In the year 2000, there was already a great advance in the legal field: important reforms were implemented to the Commercial Code, the Law of the Commercial Registry, and the Law of the Superintendence of Commercial Obligations, the Law Regulating the Exercise of Accounting appeared. and the Tax Code.

The Salvadoran Institute of Public Accountants, the Corporation of Accountants and some firms in our country work with international entities in the dissemination of the IASC's International Accounting Standards in transition to the IASB's NIRF's –in the new legal framework–, to unify the study programs and the exercise of the profession in Central America and the rest of the countries. The relevance that has been given to the exercise of the accounting profession in the 21st century is remarkable, which poses great challenges, such as those we define in this direction:

Questions.

  1. Why is accounting important? Why is it claimed that accounting is an information system? What are the differences between financial accounting and management accounting? What is the accounting cycle? What are the stages of the accounting cycle? When did accounting arise and in what year did the first notions of the principle of double entry appear? Explain each of the four periods of accounting history How accounting began in our country? What changes have local accountants made in the last years? Mark with an “x” to indicate if the statement pertains to Financial Accounting or Administrative Accounting.

Comply with local laws: CF____ CA_____

Provides information restricted to internal users CF____ CA_____

It complies with IAS CF____ CA_____

It is linked to economics and statistics CF____ CA_____

It is eminently historical CF____ CA_____

Its character is optional CF____ CA_____

Its character is mandatory CF____ CA_____

Uses projections into the future CF____ CA_____

Provides information to external users CF____ CA_____

ANNEXED:

Fundamental Principles of Accountant Ethics according to IFAC.

The International Federation of Accountants (IFAC) states as fundamental principles of Professional Ethics, the following:

Integrity. The Accountant must be honest and direct in the execution of his professional work.

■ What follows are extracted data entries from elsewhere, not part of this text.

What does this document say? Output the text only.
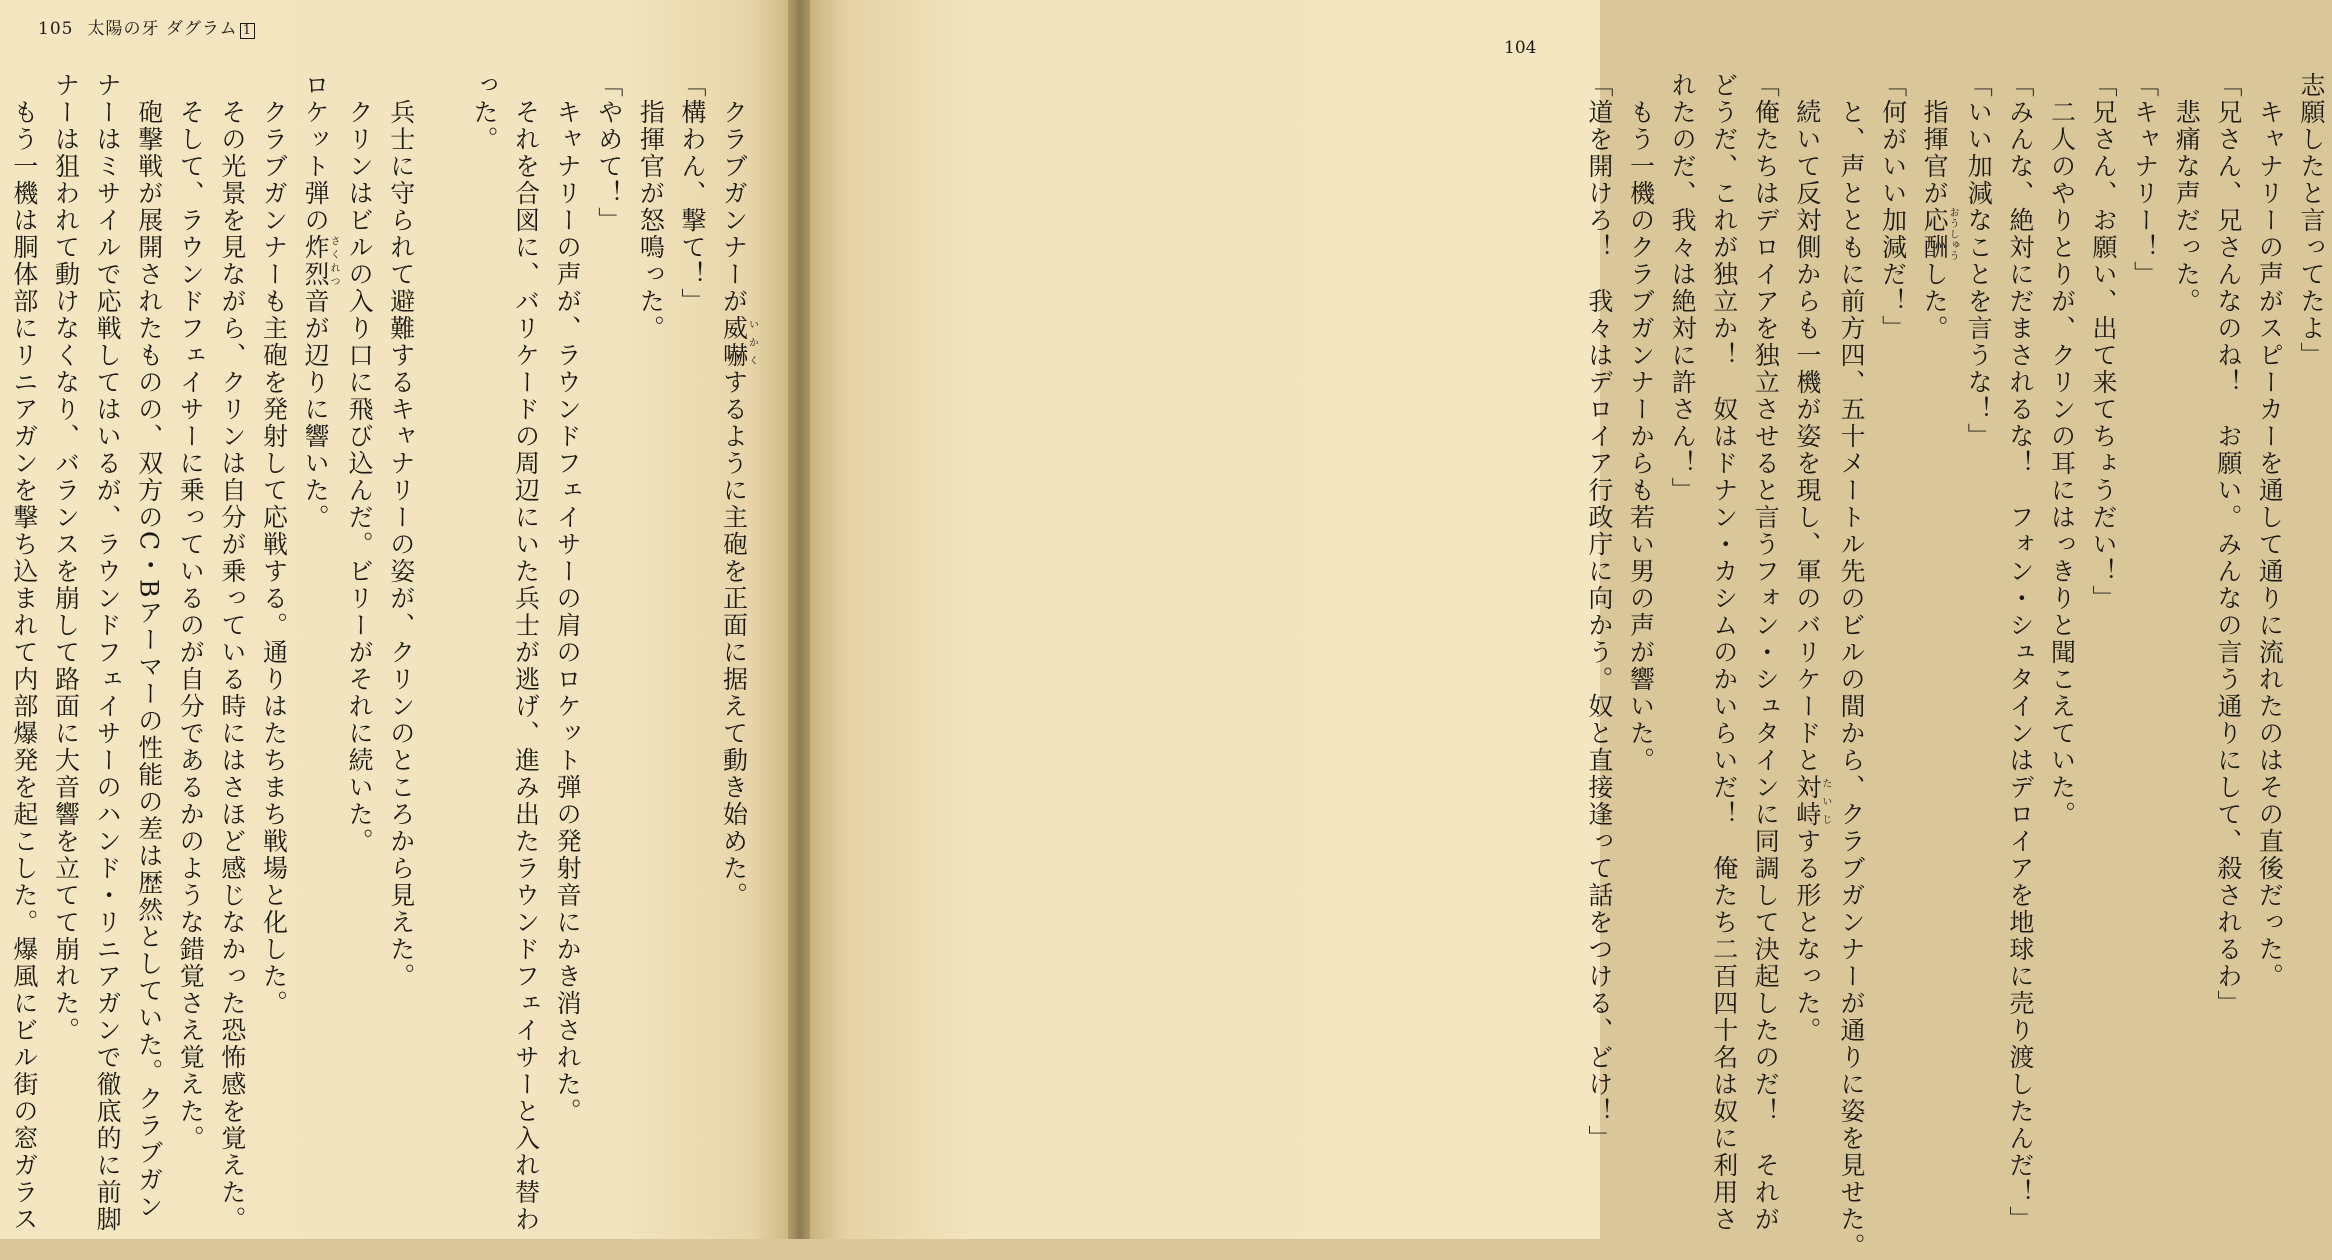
105 太陽の牙 ダグラム 1
　クラブガンナーが威嚇いかくするように主砲を正面に据えて動き始めた。
「構わん、撃て！」
　指揮官が怒鳴った。
「やめて！」
　キャナリーの声が、ラウンドフェイサーの肩のロケット弾の発射音にかき消された。
　それを合図に、バリケードの周辺にいた兵士が逃げ、進み出たラウンドフェイサーと入れ替わ
った。

　兵士に守られて避難するキャナリーの姿が、クリンのところから見えた。
　クリンはビルの入り口に飛び込んだ。ビリーがそれに続いた。
ロケット弾の炸烈さくれつ音が辺りに響いた。
　クラブガンナーも主砲を発射して応戦する。通りはたちまち戦場と化した。
　その光景を見ながら、クリンは自分が乗っている時にはさほど感じなかった恐怖感を覚えた。
　そして、ラウンドフェイサーに乗っているのが自分であるかのような錯覚さえ覚えた。
　砲撃戦が展開されたものの、双方のC・Bアーマーの性能の差は歴然としていた。クラブガン
ナーはミサイルで応戦してはいるが、ラウンドフェイサーのハンド・リニアガンで徹底的に前脚
ナーは狙われて動けなくなり、バランスを崩して路面に大音響を立てて崩れた。
　もう一機は胴体部にリニアガンを撃ち込まれて内部爆発を起こした。爆風にビル街の窓ガラス	志願したと言ってたよ」
　キャナリーの声がスピーカーを通して通りに流れたのはその直後だった。
「兄さん、兄さんなのね！　お願い。みんなの言う通りにして、殺されるわ」
　悲痛な声だった。
「キャナリー！」
「兄さん、お願い、出て来てちょうだい！」
　二人のやりとりが、クリンの耳にはっきりと聞こえていた。
「みんな、絶対にだまされるな！　フォン・シュタインはデロイアを地球に売り渡したんだ！」
「いい加減なことを言うな！」
　指揮官が応酬おうしゅうした。
「何がいい加減だ！」
　と、声とともに前方四、五十メートル先のビルの間から、クラブガンナーが通りに姿を見せた。
　続いて反対側からも一機が姿を現し、軍のバリケードと対峙たいじする形となった。
「俺たちはデロイアを独立させると言うフォン・シュタインに同調して決起したのだ！　それが
どうだ、これが独立か！　奴はドナン・カシムのかいらいだ！　俺たち二百四十名は奴に利用さ
れたのだ、我々は絶対に許さん！」
　もう一機のクラブガンナーからも若い男の声が響いた。
「道を開けろ！　我々はデロイア行政庁に向かう。奴と直接逢って話をつける、どけ！」
104
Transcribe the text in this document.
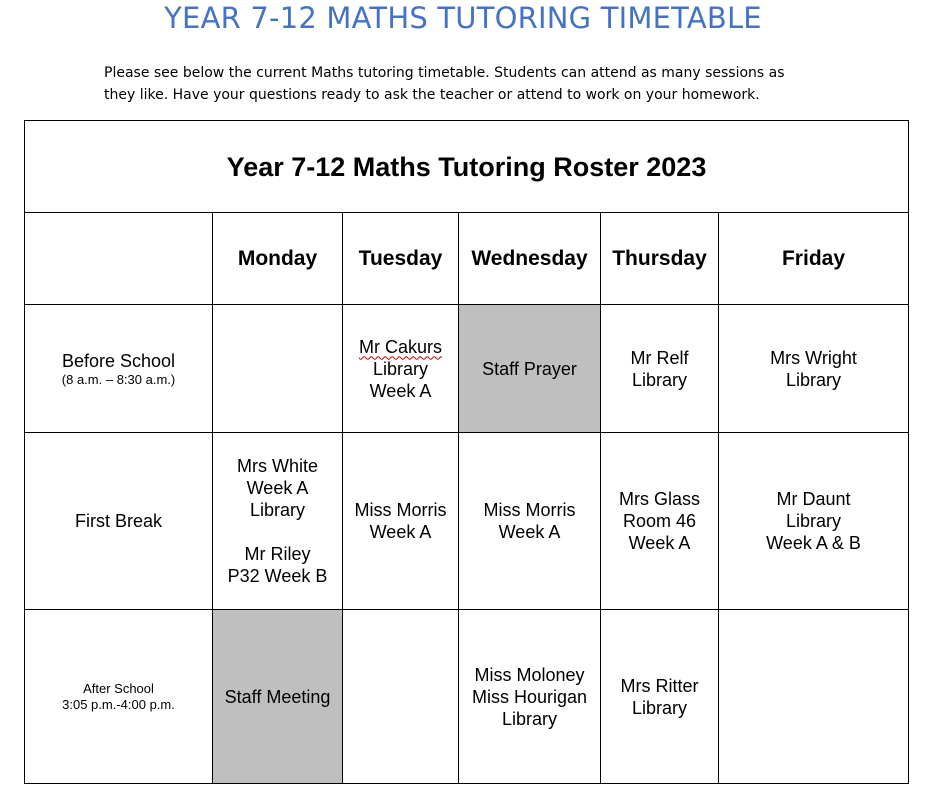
YEAR 7-12 MATHS TUTORING TIMETABLE
Please see below the current Maths tutoring timetable. Students can attend as many sessions as
they like. Have your questions ready to ask the teacher or attend to work on your homework.
Year 7-12 Maths Tutoring Roster 2023					
	Monday	Tuesday	Wednesday	Thursday	Friday

Before School
(8 a.m. – 8:30 a.m.)		Mr Cakurs
Library
Week A	Staff Prayer	Mr Relf
Library	Mrs Wright
Library

First Break	Mrs White
Week A
Library
Mr Riley
P32 Week B	Miss Morris
Week A	Miss Morris
Week A	Mrs Glass
Room 46
Week A	Mr Daunt
Library
Week A & B

After School
3:05 p.m.-4:00 p.m.	Staff Meeting		Miss Moloney
Miss Hourigan
Library	Mrs Ritter
Library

Objectivity. The Accountant must be fair and not let prejudice or the influence of others nullify his objectivity.

Professional Competence and Sufficient Care.- Every Accountant must possess knowledge, skill and experience, in order to apply them with reasonable care and diligence, must request advice and assistance when required to ensure that the professional services they provide are satisfactorily performed and must refuse to perform them. when you do not have the necessary technical qualification for it.

Confidential Nature.- Accountants must respect the confidential nature of the information they obtain and not reveal it without authorization unless there is a legal or professional obligation that compels them.

Professional behavior. The Accountant must act consistently, taking care of the good reputation of the profession and refrain from any behavior that could discredit a person or the profession.

Technical Standards. The Accountant shall carry out his professional services in accordance with the relevant professional techniques and standards. It will have the obligation to carefully and skillfully execute the requirements of the client or employer insofar as they are compatible with the requirements of integrity, independence and objectivity, and it must comply with the Accounting and Auditing standards established internationally.